Train a High-precision Model for Segmenting Small Objects
This topic uses crankshaft loading as an example to demonstrate how to train a high-precision model by using cascaded modules in scenarios with a wide field of view and small object sizes.
Training Process
Automated crankshaft loading requires guiding a robot to identify and pick up scattered crankshafts from trays. This can be achieved by using cascaded modules to perform the following three main steps:
-
Use the Object Detection module to locate the position of trays.
-
Use the Instance Segmentation module to segment the crankshafts placed on the trays.
-
Use the Object Detection module to locate the big ends of the crankshafts. This is to facilitate the picking process for robots.

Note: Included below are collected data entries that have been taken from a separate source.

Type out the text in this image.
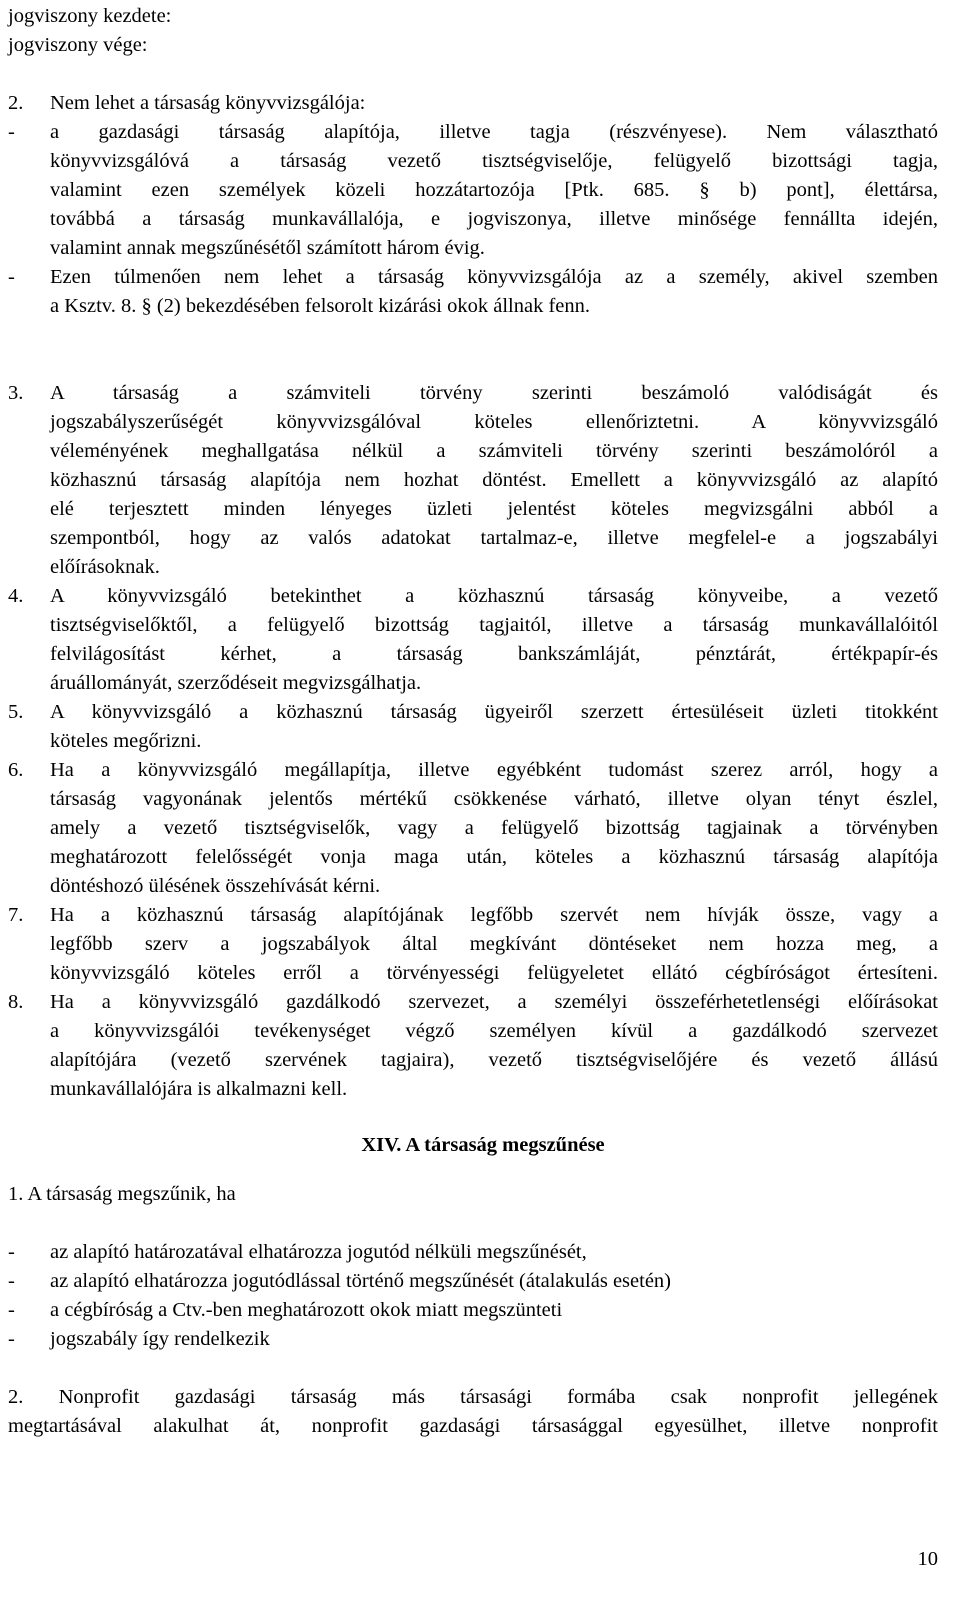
jogviszony kezdete:
jogviszony vége:
2.	Nem lehet a társaság könyvvizsgálója:
-	a gazdasági társaság alapítója, illetve tagja (részvényese). Nem választható
könyvvizsgálóvá a társaság vezető tisztségviselője, felügyelő bizottsági tagja,
valamint ezen személyek közeli hozzátartozója [Ptk. 685. § b) pont], élettársa,
továbbá a társaság munkavállalója, e jogviszonya, illetve minősége fennállta idején,
valamint annak megszűnésétől számított három évig.
-	Ezen túlmenően nem lehet a társaság könyvvizsgálója az a személy, akivel szemben
a Ksztv. 8. § (2) bekezdésében felsorolt kizárási okok állnak fenn.
3.	A társaság a számviteli törvény szerinti beszámoló valódiságát és
jogszabályszerűségét könyvvizsgálóval köteles ellenőriztetni. A könyvvizsgáló
véleményének meghallgatása nélkül a számviteli törvény szerinti beszámolóról a
közhasznú társaság alapítója nem hozhat döntést. Emellett a könyvvizsgáló az alapító
elé terjesztett minden lényeges üzleti jelentést köteles megvizsgálni abból a
szempontból, hogy az valós adatokat tartalmaz-e, illetve megfelel-e a jogszabályi
előírásoknak.
4.	A könyvvizsgáló betekinthet a közhasznú társaság könyveibe, a vezető
tisztségviselőktől, a felügyelő bizottság tagjaitól, illetve a társaság munkavállalóitól
felvilágosítást kérhet, a társaság bankszámláját, pénztárát, értékpapír-és
áruállományát, szerződéseit megvizsgálhatja.
5.	A könyvvizsgáló a közhasznú társaság ügyeiről szerzett értesüléseit üzleti titokként
köteles megőrizni.
6.	Ha a könyvvizsgáló megállapítja, illetve egyébként tudomást szerez arról, hogy a
társaság vagyonának jelentős mértékű csökkenése várható, illetve olyan tényt észlel,
amely a vezető tisztségviselők, vagy a felügyelő bizottság tagjainak a törvényben
meghatározott felelősségét vonja maga után, köteles a közhasznú társaság alapítója
döntéshozó ülésének összehívását kérni.
7.	Ha a közhasznú társaság alapítójának legfőbb szervét nem hívják össze, vagy a
legfőbb szerv a jogszabályok által megkívánt döntéseket nem hozza meg, a
könyvvizsgáló köteles erről a törvényességi felügyeletet ellátó cégbíróságot értesíteni.
8.	Ha a könyvvizsgáló gazdálkodó szervezet, a személyi összeférhetetlenségi előírásokat
a könyvvizsgálói tevékenységet végző személyen kívül a gazdálkodó szervezet
alapítójára (vezető szervének tagjaira), vezető tisztségviselőjére és vezető állású
munkavállalójára is alkalmazni kell.
XIV. A társaság megszűnése
1. A társaság megszűnik, ha
-	az alapító határozatával elhatározza jogutód nélküli megszűnését,
-	az alapító elhatározza jogutódlással történő megszűnését (átalakulás esetén)
-	a cégbíróság a Ctv.-ben meghatározott okok miatt megszünteti
-	jogszabály így rendelkezik
2. Nonprofit gazdasági társaság más társasági formába csak nonprofit jellegének
megtartásával alakulhat át, nonprofit gazdasági társasággal egyesülhet, illetve nonprofit
10
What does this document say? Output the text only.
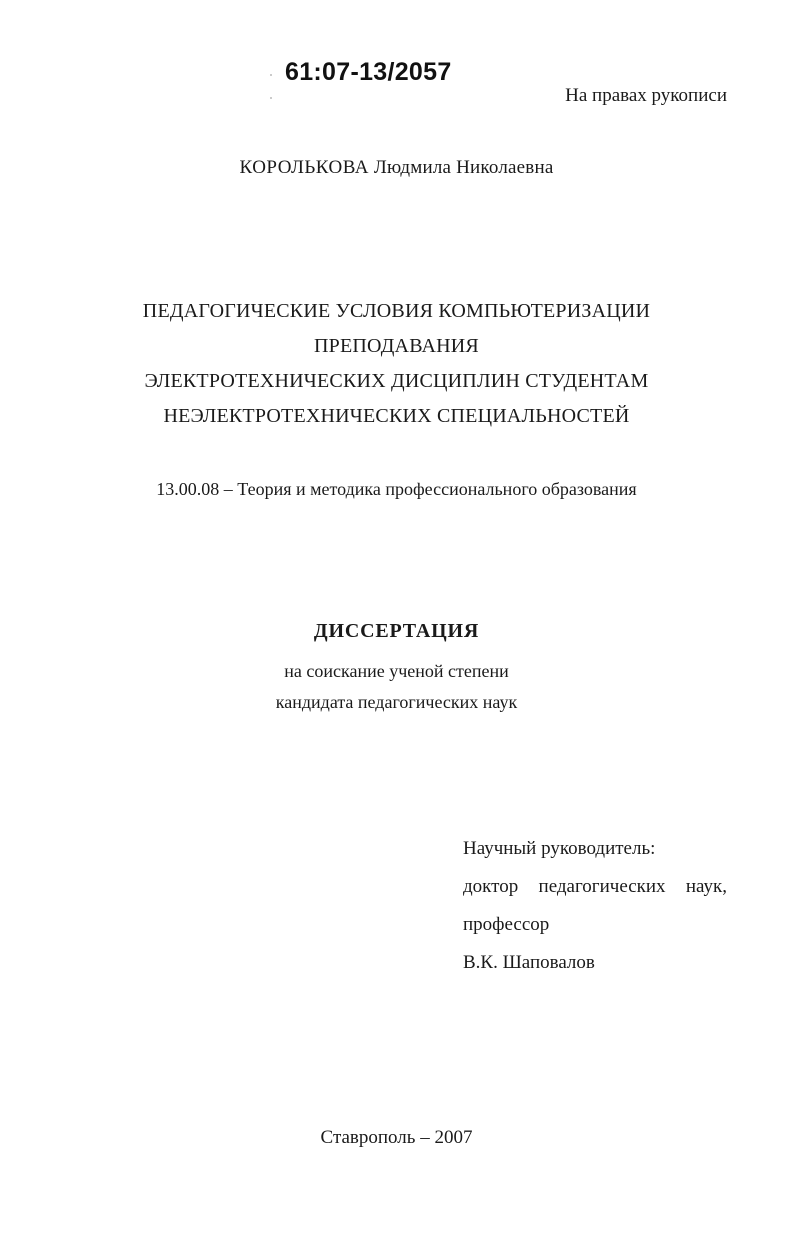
61:07-13/2057
На правах рукописи
КОРОЛЬКОВА Людмила Николаевна
ПЕДАГОГИЧЕСКИЕ УСЛОВИЯ КОМПЬЮТЕРИЗАЦИИ
ПРЕПОДАВАНИЯ
ЭЛЕКТРОТЕХНИЧЕСКИХ ДИСЦИПЛИН СТУДЕНТАМ
НЕЭЛЕКТРОТЕХНИЧЕСКИХ СПЕЦИАЛЬНОСТЕЙ
13.00.08 – Теория и методика профессионального образования
ДИССЕРТАЦИЯ
на соискание ученой степени
кандидата педагогических наук
Научный руководитель:
доктор педагогических наук,
профессор
В.К. Шаповалов
Ставрополь – 2007
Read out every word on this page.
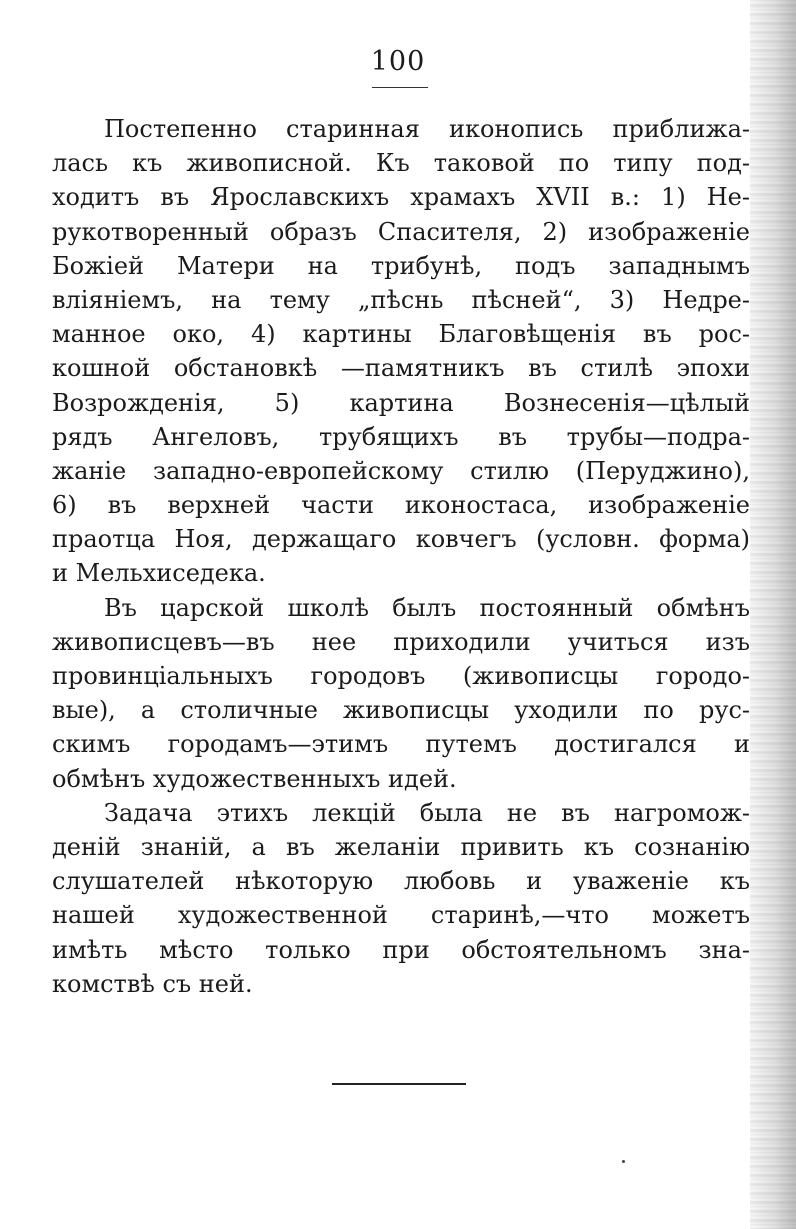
100
Постепенно старинная иконопись приближа-
лась къ живописной. Къ таковой по типу под-
ходитъ въ Ярославскихъ храмахъ XVII в.: 1) Не-
рукотворенный образъ Спасителя, 2) изображеніе
Божіей Матери на трибунѣ, подъ западнымъ
вліяніемъ, на тему „пѣснь пѣсней“, 3) Недре-
манное око, 4) картины Благовѣщенія въ рос-
кошной обстановкѣ —памятникъ въ стилѣ эпохи
Возрожденія, 5) картина Вознесенія—цѣлый
рядъ Ангеловъ, трубящихъ въ трубы—подра-
жаніе западно-европейскому стилю (Перуджино),
6) въ верхней части иконостаса, изображеніе
праотца Ноя, держащаго ковчегъ (условн. форма)
и Мельхиседека.
Въ царской школѣ былъ постоянный обмѣнъ
живописцевъ—въ нее приходили учиться изъ
провинціальныхъ городовъ (живописцы городо-
вые), а столичные живописцы уходили по рус-
скимъ городамъ—этимъ путемъ достигался и
обмѣнъ художественныхъ идей.
Задача этихъ лекцій была не въ нагромож-
деній знаній, а въ желаніи привить къ сознанію
слушателей нѣкоторую любовь и уваженіе къ
нашей художественной старинѣ,—что можетъ
имѣть мѣсто только при обстоятельномъ зна-
комствѣ съ ней.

To train a more accurate model, it is required to acquire and label data based on the recognition objects of each module.
Data Acquisition
Adjust 2D Parameters of the Camera
-
High-resolution: It is recommended to use a high-resolution camera to acquire images that are used for training. In this case, the LSR L-V4 camera is used with 12 million pixels.
-
Exposure Mode: Due to significant variations in ambient light and the diverse colors of the trays used as backgrounds, it is recommended that you set the Exposure Mode to Auto, and adjust the Auto-Exposure ROI to include the tray.
-
Gray Value: The crankshafts are highly reflective objects. It is recommended that you adjust the Gray Value parameter to prevent overexposure of images under both dark and light tray backgrounds.
Acquire Data
To ensure that the data are comprehensive and representative, the images should be acquired from the following scenarios:
-
Layer heights: Acquire images from different layer heights, especially images of the top layer, middle layer, and bottom layer.
-
Trays: Acquire images from each color of tray.
-
Lighting conditions: Acquire images under morning, evening, and lighting conditions of different stations, especially images where objects are reflective.
-
Number of crankshafts: Acquire data of crankshafts ranging from a full tray to an empty tray, with varying quantities, focusing particularly on trays containing fewer than 20 crankshafts.
Select Data
You should select training data for each algorithm module based on the objects it needs to recognize.
-
Object Detection
Objects to be recognized: trays
Select images based on tray color, tray position, tray layer height, and ambient light to ensure data diversity.
-
Instance Segmentation
Objects to be recognized: crankshafts
Divide images into different proportions based on the quantity of crankshafts and tray color. Since there are 100 crankshafts in a full tray, the images can be divided into proportions of 1:1:1 based on the quantity of crankshafts (0 to 20, 20 to 50, 50 to 100). Meanwhile, ensure that each color of tray is represented in the images in a balanced proportion.
-
Object Detection
Objects to be recognized: the big ends of crankshafts
After filtering data of crankshafts from different angles and removing duplicate images, the final dataset used for training should consist of 100 to 300 images.
Data Labeling
You should precisely label the images after you select the required images.
-
Object Detection
Objects to be recognized: trays
Label the minimum circumscribed rectangles of the trays.
-
Instance Segmentation
Objects to be recognized: crankshafts
Label the precise contour of the crankshafts.
-
Object Detection
Objects to be recognized: the big ends of crankshafts
Label the minimum circumscribed rectangles of the big ends of crankshafts.